Figure 1 compares the annual index value from 2000-2024 for the two indices
with 2011 as the base year. The price received index in 2012 was 102.8%, meaning
that the crop price received, on average, in 2012 was 2.8% higher than in 2011
(base year = 100%) . The red circle in Figure 1 shows the beginning of a divergence between input and output prices. In 2013, when writing the 2014 farm bill, the index for input prices paid was almost exactly the index for output prices received. This is where most of our current farmer safety net support stems from, and since then, we’ve seen a major divergence in the two indices, with the widest gaps between 2014 – 2020 (USDA-NASS). From 2021 – 2022, we saw both indices increase, but the gap remained, and the divergence has grown wider in 2023 and 2024 due to declining commodity prices.
Another way to view the indices is to calculate how they change year to year.
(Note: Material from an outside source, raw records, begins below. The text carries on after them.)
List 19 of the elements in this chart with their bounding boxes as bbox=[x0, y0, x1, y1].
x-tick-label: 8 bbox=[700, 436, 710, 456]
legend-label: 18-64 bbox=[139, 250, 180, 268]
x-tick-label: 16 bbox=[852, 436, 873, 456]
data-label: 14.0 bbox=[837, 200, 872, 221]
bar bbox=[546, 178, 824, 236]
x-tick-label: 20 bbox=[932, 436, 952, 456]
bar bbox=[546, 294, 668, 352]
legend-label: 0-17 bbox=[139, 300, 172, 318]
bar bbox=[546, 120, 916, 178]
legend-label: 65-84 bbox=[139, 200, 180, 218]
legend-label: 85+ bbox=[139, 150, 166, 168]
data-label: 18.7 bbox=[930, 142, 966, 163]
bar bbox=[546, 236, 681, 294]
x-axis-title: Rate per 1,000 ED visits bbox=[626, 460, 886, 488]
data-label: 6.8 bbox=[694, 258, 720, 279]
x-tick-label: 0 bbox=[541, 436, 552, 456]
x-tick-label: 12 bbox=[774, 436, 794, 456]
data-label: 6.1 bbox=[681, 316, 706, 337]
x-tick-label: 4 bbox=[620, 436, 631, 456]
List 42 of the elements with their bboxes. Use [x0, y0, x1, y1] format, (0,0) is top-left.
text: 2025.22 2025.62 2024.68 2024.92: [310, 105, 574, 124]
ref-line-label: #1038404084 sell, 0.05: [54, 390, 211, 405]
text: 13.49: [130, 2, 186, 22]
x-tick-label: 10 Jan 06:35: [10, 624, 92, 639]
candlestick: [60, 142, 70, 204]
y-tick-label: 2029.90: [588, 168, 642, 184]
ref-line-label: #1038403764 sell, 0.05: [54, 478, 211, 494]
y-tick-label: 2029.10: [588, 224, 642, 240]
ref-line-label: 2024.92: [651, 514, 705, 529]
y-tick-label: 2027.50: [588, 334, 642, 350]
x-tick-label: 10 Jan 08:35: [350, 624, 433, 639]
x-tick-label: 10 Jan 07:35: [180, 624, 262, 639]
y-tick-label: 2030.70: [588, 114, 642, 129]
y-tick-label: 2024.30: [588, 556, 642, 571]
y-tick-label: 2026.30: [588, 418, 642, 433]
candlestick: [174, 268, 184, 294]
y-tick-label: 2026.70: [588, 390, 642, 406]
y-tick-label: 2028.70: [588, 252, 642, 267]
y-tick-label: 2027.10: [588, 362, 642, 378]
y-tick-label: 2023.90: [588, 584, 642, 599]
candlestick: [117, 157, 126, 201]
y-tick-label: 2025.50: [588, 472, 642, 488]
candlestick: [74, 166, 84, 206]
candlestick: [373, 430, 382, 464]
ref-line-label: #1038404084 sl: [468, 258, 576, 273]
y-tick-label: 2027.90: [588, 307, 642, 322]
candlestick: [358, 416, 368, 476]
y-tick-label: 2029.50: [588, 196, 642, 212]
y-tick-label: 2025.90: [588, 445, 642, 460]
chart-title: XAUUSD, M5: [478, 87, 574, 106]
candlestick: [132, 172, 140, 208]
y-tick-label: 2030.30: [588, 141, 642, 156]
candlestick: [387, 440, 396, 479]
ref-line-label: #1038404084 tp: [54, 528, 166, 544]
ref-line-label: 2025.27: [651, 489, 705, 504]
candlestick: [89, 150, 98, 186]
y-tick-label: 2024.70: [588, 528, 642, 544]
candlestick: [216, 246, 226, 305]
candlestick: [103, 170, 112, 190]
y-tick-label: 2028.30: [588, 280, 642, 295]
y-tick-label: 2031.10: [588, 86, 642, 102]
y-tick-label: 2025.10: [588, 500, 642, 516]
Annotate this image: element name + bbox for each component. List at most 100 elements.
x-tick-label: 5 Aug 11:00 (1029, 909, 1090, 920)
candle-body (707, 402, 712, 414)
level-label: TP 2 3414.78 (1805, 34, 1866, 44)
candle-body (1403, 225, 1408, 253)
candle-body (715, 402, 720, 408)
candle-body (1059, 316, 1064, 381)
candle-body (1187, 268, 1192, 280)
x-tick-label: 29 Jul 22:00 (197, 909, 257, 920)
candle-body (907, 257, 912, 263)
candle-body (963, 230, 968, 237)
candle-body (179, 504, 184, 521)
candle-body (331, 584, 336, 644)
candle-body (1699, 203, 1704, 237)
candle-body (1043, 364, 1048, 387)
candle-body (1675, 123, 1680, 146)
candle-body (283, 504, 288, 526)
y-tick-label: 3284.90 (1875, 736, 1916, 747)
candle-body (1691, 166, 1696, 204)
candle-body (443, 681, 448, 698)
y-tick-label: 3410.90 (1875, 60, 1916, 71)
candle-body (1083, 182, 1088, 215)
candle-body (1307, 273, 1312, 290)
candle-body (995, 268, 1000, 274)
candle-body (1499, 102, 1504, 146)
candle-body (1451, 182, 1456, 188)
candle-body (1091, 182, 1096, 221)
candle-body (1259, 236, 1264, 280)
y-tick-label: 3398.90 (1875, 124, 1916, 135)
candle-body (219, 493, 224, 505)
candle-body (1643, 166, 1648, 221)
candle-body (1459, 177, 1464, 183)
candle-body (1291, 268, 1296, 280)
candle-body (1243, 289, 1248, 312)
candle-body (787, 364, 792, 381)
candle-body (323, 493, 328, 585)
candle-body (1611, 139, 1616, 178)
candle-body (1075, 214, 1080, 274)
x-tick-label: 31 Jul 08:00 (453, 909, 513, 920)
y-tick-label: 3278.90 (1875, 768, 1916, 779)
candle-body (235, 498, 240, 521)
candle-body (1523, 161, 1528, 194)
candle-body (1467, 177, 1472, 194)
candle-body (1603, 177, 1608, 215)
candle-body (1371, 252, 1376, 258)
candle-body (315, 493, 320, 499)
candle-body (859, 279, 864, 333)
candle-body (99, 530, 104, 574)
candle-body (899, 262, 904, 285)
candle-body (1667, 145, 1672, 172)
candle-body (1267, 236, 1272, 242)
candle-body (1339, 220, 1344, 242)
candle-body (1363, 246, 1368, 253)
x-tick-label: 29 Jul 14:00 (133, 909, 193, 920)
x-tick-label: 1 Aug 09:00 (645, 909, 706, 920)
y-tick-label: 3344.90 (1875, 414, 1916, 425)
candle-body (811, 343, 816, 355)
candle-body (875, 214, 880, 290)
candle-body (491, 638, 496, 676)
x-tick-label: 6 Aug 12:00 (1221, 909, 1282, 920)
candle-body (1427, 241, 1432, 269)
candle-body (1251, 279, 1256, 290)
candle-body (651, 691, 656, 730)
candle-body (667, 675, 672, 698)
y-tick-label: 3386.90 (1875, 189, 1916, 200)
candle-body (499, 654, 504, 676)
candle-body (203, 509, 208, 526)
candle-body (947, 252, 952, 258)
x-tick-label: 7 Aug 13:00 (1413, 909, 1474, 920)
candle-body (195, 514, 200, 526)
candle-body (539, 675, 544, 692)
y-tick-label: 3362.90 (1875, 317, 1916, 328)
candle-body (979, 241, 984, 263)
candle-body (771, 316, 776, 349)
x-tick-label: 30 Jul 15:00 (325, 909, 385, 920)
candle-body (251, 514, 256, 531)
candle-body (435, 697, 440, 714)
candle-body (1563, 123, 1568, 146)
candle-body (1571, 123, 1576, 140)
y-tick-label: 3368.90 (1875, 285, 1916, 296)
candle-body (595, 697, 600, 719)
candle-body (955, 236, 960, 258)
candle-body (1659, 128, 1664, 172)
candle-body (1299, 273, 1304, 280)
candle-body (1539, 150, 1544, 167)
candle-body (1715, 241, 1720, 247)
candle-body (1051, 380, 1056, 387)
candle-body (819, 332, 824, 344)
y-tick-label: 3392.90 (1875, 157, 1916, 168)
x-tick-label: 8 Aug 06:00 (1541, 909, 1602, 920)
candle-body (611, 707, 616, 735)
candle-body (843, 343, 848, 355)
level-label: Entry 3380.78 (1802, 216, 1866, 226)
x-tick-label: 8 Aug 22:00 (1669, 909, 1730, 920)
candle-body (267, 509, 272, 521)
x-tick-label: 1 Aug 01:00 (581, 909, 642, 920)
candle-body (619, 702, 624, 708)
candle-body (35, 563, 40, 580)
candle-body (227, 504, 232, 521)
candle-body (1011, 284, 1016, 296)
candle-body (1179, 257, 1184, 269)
Figure 2 plots the same indices as Figure 1 but shows the yearly change between
the index values. Using this percentage change helps producers understand 1) the
volatility of crop output prices and 2) the magnitude of change as compared to the
previous year. A key takeaway is that input prices are less volatile (in terms of
yearly % change) than output prices. Secondly, the percentage change in crop
output prices between 2023 and 2024 (-13.39%) is much larger than the
percentage decrease in input prices (-1.38%) during that period.
Without any relief in the form of improved crop prices received, figure 1 suggests
farmers will continue to suffer from cost/price squeezes and eroding profit
margins. Further, figure 2 shows the magnitude of that spread between the indices in Figure 1; if input and output prices continue this trajectory, an improved farm safety net will be warranted. This will be at the forefront of every producer’s mind, with ongoing Farm Bill debates in 2024.